+0

# Domain and Range

-1
106
3
+193

What is the domain of the function $$f(t) = \frac{1}{(t-1)^2+(t+1)^2}~?$$

Feb 4, 2021

#1
0

The function f(t) is defined for all t except 1 and -1, so the domain is (-inf,-1) U (-1,1) U (1,inf).

Feb 4, 2021
#3
0

This is not correct. The entire denominator must yield 0 for a restriction in the domain to exist, not just one portion of it.

Guest Feb 4, 2021
#2
0

Before trying to pinpoint the domain of this function, it is best to simplify completely. The function can be simplified more by expanding and then combining like terms. Let's do that.
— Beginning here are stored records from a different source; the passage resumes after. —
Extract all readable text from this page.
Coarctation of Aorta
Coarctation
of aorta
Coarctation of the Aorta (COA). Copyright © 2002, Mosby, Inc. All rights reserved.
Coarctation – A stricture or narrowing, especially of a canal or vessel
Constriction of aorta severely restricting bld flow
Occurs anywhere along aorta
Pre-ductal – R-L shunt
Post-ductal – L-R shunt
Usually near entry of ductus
$$f(t) = \frac{1}{(t-1)^2+(t+1)^2}\\ f(t) = \frac{1}{t^2 - 2t + 1 + t^2 + 2t + 1}\\ f(t) = \frac{1}{2t^2 + 2}$$

This expression, while looking slightly different, is the same function algebraically speaking. When considering the domain, it is best to think creatively. What values could cause $$f(t)$$ to be undefined? For rational functions, the only potential for a restriction of the domain is when the denominator yields 0.

$$2t^2+2\neq 0\\ 2t^2 \neq -2$$

I decided not to solve anymore because there every value for t that will satisfy this equation. $$2t^2$$ is always nonnegative, regardless of the input, so it is impossible for $$2t^2$$ to output $$-2$$. Therefore, every value for $$t$$ will yield a real output.

Represented in interval notation,$$Dom(t): (-\infty,+\infty)$$

Feb 4, 2021